There is no one winning formula for a successful physics startup, said Joe Anderson, director of AIP’s Niels Bohr Library & Archives and co-author of the new report. Many physics startups can be found in the same Boston and Silicon Valley zip codes that are also hotspots for biotech and internet startups, but many are found far from the those twin poles. Instead they are clustered in regions scattered across the west coast, southern states and the Midwest — in places where venture capital funding may not be as robust or where the particular technology transfer processes in place at one nearby large state university may dominate the business climate. But that seems to work for many companies.

“One of the deliberate things people try to do in the United States and abroad is to create another Silicon Valley, but it doesn’t always work,” Anderson said. “This is a different kind of phenomenon.”

One of the major differences, the report found, is between the culture of the physics startup and the internet startup. While high-flying Silicon Valley execs are likely to see risk taking as something that defines them professionally if not personally, most of the physics entrepreneurs involved in the study see themselves as risk adverse — as far apart from their internet cousins as oxford shirts are from hoodie sweats.

And unlike biotech startups, which tend to seek emerging markets by developing new drugs and devices to sell, many physics startups differ. Some do seek to sell new technologies to emerging markets but others specialize in improving existing technologies and adapting them for new uses based on a perceived market for those goods — what the report terms “market pull” versus “technology push.”

One factor that remained consistent across the United States was the negative response that entrepreneurs had to current immigration policies and the U.S. International Traffic in Arms Regulations, which startup founders saw as hostile to American high-tech competitiveness. [emphasis mine]
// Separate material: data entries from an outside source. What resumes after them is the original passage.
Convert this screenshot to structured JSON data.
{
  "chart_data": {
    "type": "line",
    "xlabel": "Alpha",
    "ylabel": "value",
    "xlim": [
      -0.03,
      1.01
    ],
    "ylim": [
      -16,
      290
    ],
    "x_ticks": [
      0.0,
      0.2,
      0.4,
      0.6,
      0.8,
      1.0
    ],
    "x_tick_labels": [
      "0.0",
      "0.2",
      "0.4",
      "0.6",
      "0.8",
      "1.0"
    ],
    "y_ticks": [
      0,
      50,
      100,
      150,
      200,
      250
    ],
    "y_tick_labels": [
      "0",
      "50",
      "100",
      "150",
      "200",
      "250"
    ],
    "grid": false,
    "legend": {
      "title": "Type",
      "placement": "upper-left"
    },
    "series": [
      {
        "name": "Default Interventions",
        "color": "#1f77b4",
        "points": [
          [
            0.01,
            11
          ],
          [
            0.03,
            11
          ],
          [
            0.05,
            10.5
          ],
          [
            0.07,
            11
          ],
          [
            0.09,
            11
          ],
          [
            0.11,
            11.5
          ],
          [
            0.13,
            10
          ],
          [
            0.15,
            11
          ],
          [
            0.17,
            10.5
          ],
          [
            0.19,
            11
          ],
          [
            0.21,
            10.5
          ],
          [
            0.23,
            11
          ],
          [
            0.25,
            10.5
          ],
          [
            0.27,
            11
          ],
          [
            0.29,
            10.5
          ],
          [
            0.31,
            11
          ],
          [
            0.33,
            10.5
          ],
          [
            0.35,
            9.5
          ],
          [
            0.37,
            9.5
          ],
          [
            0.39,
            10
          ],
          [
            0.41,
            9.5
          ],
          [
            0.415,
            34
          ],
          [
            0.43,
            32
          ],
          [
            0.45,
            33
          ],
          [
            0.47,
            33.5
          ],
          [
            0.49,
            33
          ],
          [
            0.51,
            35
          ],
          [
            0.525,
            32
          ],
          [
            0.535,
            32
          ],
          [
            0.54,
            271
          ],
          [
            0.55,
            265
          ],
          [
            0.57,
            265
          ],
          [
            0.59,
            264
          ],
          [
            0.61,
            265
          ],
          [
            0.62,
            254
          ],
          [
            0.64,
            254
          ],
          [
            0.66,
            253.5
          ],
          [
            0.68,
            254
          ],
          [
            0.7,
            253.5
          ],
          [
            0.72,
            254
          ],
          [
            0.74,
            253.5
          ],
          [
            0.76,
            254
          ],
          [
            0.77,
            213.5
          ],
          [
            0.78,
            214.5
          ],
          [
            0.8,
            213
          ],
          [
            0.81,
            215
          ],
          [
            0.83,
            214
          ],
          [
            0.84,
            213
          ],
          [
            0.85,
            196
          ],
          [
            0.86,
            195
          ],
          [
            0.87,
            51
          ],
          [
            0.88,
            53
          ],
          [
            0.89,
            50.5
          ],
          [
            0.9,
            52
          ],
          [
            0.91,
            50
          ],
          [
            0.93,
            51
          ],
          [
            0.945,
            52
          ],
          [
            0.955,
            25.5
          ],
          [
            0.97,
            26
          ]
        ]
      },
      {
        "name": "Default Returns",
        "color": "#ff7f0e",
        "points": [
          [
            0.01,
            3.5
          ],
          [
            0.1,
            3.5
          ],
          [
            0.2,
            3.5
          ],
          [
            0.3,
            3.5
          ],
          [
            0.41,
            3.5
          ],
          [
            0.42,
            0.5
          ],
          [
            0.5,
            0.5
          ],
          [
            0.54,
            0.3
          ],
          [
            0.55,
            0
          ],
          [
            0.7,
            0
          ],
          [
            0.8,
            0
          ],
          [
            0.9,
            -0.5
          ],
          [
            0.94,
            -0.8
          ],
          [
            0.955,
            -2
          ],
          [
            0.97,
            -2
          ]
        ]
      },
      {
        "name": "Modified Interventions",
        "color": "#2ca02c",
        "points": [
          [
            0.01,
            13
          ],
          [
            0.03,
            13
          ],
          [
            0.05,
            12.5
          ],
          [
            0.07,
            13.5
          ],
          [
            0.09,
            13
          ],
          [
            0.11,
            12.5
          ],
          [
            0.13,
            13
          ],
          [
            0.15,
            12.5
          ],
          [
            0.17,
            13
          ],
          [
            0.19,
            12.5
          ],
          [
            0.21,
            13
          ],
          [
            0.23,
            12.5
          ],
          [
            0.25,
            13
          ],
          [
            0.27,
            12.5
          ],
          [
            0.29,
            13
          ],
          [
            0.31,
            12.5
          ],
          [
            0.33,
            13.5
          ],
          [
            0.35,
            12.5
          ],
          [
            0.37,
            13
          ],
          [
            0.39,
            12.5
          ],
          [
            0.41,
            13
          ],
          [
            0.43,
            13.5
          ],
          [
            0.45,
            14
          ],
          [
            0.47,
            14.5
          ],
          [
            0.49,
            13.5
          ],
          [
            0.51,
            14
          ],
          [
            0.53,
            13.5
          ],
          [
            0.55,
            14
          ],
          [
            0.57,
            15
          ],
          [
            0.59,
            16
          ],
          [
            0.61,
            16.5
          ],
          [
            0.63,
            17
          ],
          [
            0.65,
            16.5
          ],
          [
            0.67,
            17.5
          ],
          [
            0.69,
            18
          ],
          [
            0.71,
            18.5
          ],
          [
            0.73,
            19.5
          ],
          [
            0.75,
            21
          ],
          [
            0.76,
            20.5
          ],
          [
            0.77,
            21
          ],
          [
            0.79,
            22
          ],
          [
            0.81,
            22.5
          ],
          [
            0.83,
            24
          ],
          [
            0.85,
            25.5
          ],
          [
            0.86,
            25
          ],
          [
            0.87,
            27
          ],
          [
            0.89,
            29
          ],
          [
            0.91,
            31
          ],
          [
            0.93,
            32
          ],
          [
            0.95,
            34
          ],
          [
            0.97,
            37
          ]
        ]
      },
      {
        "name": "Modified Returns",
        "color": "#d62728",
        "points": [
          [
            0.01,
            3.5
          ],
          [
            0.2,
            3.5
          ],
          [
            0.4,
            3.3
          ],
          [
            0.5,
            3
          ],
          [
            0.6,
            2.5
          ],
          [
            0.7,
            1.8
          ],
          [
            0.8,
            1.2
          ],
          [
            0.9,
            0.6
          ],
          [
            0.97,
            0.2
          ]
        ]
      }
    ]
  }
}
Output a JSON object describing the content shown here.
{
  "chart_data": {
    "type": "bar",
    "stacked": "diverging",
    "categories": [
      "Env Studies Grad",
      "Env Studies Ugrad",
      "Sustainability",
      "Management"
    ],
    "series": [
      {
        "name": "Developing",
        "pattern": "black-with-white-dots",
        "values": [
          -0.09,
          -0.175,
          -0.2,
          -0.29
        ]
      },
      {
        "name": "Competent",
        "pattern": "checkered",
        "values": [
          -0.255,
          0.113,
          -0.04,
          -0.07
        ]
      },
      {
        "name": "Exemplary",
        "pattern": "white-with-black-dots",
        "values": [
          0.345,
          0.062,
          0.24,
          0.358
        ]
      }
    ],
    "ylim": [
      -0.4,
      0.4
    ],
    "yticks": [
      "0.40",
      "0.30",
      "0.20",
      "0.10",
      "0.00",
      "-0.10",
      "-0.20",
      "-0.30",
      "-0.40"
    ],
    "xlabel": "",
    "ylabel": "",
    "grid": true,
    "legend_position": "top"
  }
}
Funding is one of the two most critical challenges that entrepreneurs face — the other being the technology itself. [emphases mine] According to one participant in the study, the funding question is always the one and only topic entrepreneurs ever discuss when they get together at meetings. Venture capitalists have become much more risk averse over the past decade, and research intensive startups typically depend, at least initially, on federal Small Business Innovation Research grants — something that is much less common among Silicon Valley tech startups.

A March 3, 2014 article by Fred Dyllia, Executive Director and CEO, references the HoPE (History of Physics Entrepreneurship) study, which culminated in the Physics Entrepreneurship and Innovation report, which helped clarify one point for me (the challenge from immigration policies and the US International Traffic in Arms Regulations but not the second critical challenge [the technology itself] that startups face),

The entrepreneurs interviewed also reported several other concerns that impact their operations, including immigration policies and International Traffic in Arms Regulations (ITARs) that often force US companies to develop technologies outside of the US, in order to stay globally competitive. [emphasis mine]

Dylla’s commentary is worth reading for the perspective he offers on the history behind this report and the details he offers.

You can find the108 pp. PDF of Physics Entrepreneurship and Innovation here. where you may discover for yourself why the technology itself is a critical challenge to entrepreneurs. I’m guessing it has to do with acceptance of new technologies and/or the speed of change.

One final observation, while specifics such as immigration policies do not apply to the Canadian scene, I think it’s safe to say there are many, many similarities between the US and Canada vis à vis science entrepreneurship.